BY MARTHA WILKIE | Downtowners might not consider Uptown neighborhoods such as Inwood, Washington Heights, Manhattan Valley and Morningside Heights. These are vibrant neighborhoods that, yes, have been or are being gentrified, with its inherent problems, but still offer (relative) bargains.
Morningside Heights is dominated by Columbia University and the relationship between town and gown is fraught. An infamous 1960s plan to build a gym in Morningside Park featured separate entrances for students (largely white and all male, the school didn’t go co-ed until 1983) on the Columbia side, and the Harlem community (almost all African-American) on the Harlem side. There were huge protests.
Today, Columbia is still struggling to make everyone happy. A brand-new Manhattanville campus has just been opened on the far West Side around 125th St. We’ll see how that changes the area. President Obama lived nearby during his time at Columbia.
Morningside Heights feels like a college town, with bookstores, street booksellers and thousands of college students. The
venerable Hungarian Coffee Shop is always packed, even without WiFi — so all those people tapping away are actually writing, not Facebooking.
Ta-Nehisi Coates’ book covers are framed on the wall along with those of fellow local authors. Eateries line Broadway, including Tom’s Restaurant, the diner that “Seinfeld” and Suzanne Vega’s “Tom’s Diner” made famous.
Stroll the grounds of the venerable yet eternally unfinished Cathedral of St. John the Divine and meet the prosaically named
peacocks who wander freely: Jim, Harry and Phil. Phil has his own Twitter account @CathedralPhil.
On W. 114th St., you’ll find a natural curiosity: a gigantic boulder jammed between two buildings. Which reminds me of my favorite New York City geology joke: “The Bronx is gneiss, but Manhattan’s full of schist.”
The building stock is mostly pre-war on the smaller side.

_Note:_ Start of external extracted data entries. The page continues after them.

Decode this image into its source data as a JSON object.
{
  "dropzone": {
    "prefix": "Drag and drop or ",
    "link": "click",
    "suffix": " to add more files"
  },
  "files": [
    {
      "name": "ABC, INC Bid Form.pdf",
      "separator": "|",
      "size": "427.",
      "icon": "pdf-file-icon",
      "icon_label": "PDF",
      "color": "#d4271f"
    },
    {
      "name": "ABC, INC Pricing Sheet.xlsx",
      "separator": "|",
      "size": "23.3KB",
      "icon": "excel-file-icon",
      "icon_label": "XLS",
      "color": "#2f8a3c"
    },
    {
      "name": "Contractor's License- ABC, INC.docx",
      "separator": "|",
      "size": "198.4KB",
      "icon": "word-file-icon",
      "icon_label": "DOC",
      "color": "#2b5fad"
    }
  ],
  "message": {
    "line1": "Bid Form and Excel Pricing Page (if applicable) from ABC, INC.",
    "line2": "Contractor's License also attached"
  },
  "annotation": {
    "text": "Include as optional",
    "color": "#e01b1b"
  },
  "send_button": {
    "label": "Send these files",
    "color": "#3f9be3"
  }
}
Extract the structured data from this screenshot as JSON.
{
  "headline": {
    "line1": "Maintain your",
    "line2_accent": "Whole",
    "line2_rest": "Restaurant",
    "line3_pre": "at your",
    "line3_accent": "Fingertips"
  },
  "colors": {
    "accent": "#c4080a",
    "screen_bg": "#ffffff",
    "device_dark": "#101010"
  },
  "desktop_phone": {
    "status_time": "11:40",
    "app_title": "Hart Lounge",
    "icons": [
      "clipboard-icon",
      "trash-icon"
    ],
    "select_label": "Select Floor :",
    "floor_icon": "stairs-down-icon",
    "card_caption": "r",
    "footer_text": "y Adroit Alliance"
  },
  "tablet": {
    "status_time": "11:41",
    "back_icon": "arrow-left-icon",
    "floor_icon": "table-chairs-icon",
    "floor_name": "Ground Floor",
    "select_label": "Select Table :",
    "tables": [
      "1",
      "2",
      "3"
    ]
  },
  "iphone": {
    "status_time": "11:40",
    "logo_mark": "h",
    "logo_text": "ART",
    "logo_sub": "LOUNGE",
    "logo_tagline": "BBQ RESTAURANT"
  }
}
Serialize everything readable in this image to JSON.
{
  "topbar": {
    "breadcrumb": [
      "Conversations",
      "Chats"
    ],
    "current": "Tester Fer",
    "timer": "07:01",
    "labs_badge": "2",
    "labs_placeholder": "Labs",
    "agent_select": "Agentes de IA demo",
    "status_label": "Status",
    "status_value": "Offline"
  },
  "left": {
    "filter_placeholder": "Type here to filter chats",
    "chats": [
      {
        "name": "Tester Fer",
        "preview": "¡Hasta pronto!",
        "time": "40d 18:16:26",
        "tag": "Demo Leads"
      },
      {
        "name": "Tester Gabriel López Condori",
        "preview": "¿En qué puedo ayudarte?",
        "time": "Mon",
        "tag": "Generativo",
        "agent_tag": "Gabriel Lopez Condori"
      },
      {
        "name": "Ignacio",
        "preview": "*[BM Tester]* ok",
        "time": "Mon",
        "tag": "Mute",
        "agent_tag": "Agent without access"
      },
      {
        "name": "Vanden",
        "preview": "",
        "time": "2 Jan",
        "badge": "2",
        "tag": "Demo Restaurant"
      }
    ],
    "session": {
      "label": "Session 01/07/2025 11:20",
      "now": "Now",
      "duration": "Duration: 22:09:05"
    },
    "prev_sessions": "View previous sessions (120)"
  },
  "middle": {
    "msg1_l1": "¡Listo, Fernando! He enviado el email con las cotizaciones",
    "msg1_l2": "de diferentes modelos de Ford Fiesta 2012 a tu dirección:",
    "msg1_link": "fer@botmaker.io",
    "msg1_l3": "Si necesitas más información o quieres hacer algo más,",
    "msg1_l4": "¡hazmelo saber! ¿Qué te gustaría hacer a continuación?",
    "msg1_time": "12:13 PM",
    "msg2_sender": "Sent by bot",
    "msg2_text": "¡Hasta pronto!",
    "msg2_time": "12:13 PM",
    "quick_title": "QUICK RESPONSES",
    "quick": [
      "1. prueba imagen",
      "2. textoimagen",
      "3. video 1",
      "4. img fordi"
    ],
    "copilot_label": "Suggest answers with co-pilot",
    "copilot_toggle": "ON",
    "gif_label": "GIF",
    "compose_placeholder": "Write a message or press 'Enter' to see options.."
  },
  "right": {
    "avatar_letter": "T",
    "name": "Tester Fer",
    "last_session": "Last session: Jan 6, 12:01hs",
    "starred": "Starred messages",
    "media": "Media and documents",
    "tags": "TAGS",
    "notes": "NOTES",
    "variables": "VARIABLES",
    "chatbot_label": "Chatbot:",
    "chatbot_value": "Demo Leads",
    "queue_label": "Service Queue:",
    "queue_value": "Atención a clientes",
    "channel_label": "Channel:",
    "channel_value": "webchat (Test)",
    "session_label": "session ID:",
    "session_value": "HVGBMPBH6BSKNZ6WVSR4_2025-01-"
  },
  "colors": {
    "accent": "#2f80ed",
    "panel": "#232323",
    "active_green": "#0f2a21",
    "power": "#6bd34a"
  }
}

The low scale makes the area feel sunny and uncrowded. A few new developments include a hotly disputed one right smack up against the cathedral; preservationists objected, but to no avail. Much of the neighborhood is now protected by a new historic district.
On Broadway, near 123rd St. there’s an attractive one-bedroom in a pre-war elevator building with high ceilings, hardwood floors and a windowed kitchen (listing says “eat-in” but seems slim to me). It’s a relative bargain at $349,000.
A two-bedroom, one-bath on Tiemann Place has a newly renovated kitchen and bath. It’s on the fifth floor with an elevator, so gets lovely light. It’s just three blocks to the giant Fairway near 125th St. It’s on the market for $542,000.
For rentals, a no-fee pre-war two-bedroom, one-bath with shining floors and a gorgeous wood-paneled living/dining room is available for $2,950.
In new construction, Enclave at the Cathedral offers a one-bedroom, one-bath rental for $3,895 a month. The view of the Gothic edifice is striking. It looks as though you could reach out and touch it! Fabulous amenities include a gym, roof deck, art gallery and a game room with the chicest ping-pong table ever.